As a North O resident McQueen is making a statement that contemporary art shouldn’t bypass a community based on perceptions and is creating a reason for greater Omaha to visit the area.

“Omaha is my adopted city and ever since I’ve been here I’ve been really aware of the segregation that exists. You can see the lines. It’s horrible we’ve divided ourselves up that strongly. I want Omaha to be a truly open city.

“Why can’t we build something that would provide all of this support to Omaha’s arts community and put it in a neighborhood that so desperately needs to have that influx of people? It adds a level of vibrancy to this community.”

 

 

 

 

It’s about “building bridges and changing the way we think about Omaha and the lines we have made,” she says. “Nothing’s going to change until we start doing that and bringing people into the community. If I can open a small door and people from outside come to see stellar contemporary exhibitions, then maybe that’s how that migration north starts to happen.”

She says she’s doing something “dynamically different than what has been done before” to prove more than just social services or Afro-centric art-culture can flourish there.

After initial resistance she’s “overwhelmed” by the support The Union’s received from such stakeholders as the Omaha Economic Development Corporation, the Empowerment Network and the City of Omaha.

The Union is slated as the front door to a revitalized North 24’s mixed use arts- commercial-residential district.

“I think it makes perfect sense to have this place where creativity is celebrated as the entrance way and gateway,” she says.

The Union’s received grants from the Weitz Family Foundation and the Omaha Venture Group and will apply for funds to help underwrite programs and building makeovers.

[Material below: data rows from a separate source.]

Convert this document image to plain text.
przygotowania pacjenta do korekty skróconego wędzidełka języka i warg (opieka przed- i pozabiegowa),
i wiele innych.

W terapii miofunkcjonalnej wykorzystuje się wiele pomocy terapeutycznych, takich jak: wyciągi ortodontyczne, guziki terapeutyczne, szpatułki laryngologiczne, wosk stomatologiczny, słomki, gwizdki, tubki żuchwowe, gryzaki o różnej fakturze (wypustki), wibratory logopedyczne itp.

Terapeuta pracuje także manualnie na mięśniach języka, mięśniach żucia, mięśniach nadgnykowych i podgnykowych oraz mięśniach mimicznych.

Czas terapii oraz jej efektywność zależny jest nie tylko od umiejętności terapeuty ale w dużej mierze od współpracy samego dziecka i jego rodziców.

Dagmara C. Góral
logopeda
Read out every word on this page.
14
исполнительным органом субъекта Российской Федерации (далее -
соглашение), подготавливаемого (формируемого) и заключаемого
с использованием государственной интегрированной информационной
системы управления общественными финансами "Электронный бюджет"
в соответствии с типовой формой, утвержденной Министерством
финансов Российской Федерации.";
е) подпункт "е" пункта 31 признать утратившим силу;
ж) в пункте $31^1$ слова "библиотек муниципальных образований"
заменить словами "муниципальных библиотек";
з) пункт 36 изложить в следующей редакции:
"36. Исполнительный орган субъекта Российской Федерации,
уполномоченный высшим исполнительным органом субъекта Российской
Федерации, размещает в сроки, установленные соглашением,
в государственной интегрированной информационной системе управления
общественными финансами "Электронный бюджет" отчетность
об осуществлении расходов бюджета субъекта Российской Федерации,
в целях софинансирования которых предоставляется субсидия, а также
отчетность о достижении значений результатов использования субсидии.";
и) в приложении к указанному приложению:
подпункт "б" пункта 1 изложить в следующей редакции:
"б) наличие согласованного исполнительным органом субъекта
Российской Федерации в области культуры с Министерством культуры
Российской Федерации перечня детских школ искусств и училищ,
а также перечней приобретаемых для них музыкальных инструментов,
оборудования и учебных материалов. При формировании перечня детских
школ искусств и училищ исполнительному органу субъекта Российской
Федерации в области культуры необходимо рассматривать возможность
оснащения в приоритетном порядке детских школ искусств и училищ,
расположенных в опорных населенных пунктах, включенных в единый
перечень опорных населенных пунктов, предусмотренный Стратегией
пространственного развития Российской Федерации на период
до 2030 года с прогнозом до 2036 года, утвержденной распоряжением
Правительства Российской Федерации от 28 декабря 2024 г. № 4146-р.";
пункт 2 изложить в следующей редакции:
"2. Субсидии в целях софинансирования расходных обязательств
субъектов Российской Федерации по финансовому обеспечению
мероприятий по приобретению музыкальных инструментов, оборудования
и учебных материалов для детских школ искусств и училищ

Collaboration will be key. Last summer the Union partnered with Catholic Charities of Omaha on a kids art program at the Christ Child Center. It joined the Bellows Studio in bringing artist Lavie Raven here. Through Dec. 11 Birdhouse Interior Design and Birdhouse Collective is staging a Home exhibition at the Bancroft Street Market as a Union fundraiser. Early next year Union is collaborating with Peerless Gallery and Worksite on an art-in.

Until its own buildings are completely renovated some Union programming will occur off-site.

McQueen’s convinced the arts can make a difference in spurring North O’s renaissance.

“I want to make an impact. I want to change lives. It’s all about creating this cyclical process where The Union is supporting the arts and artists, the artists are encouraged to support the community and then hopefully the community feels a stronger connection and therefore wants to be more supportive of the arts.”

Up to six artists will begin using the former St. Martin de Porres space in January. A January community clean-up to get the building ready will be announced soon. Applications for the Studio Fellowship slots will be taken starting Dec. 16. Artists working in any contemporary art form are eligible to apply.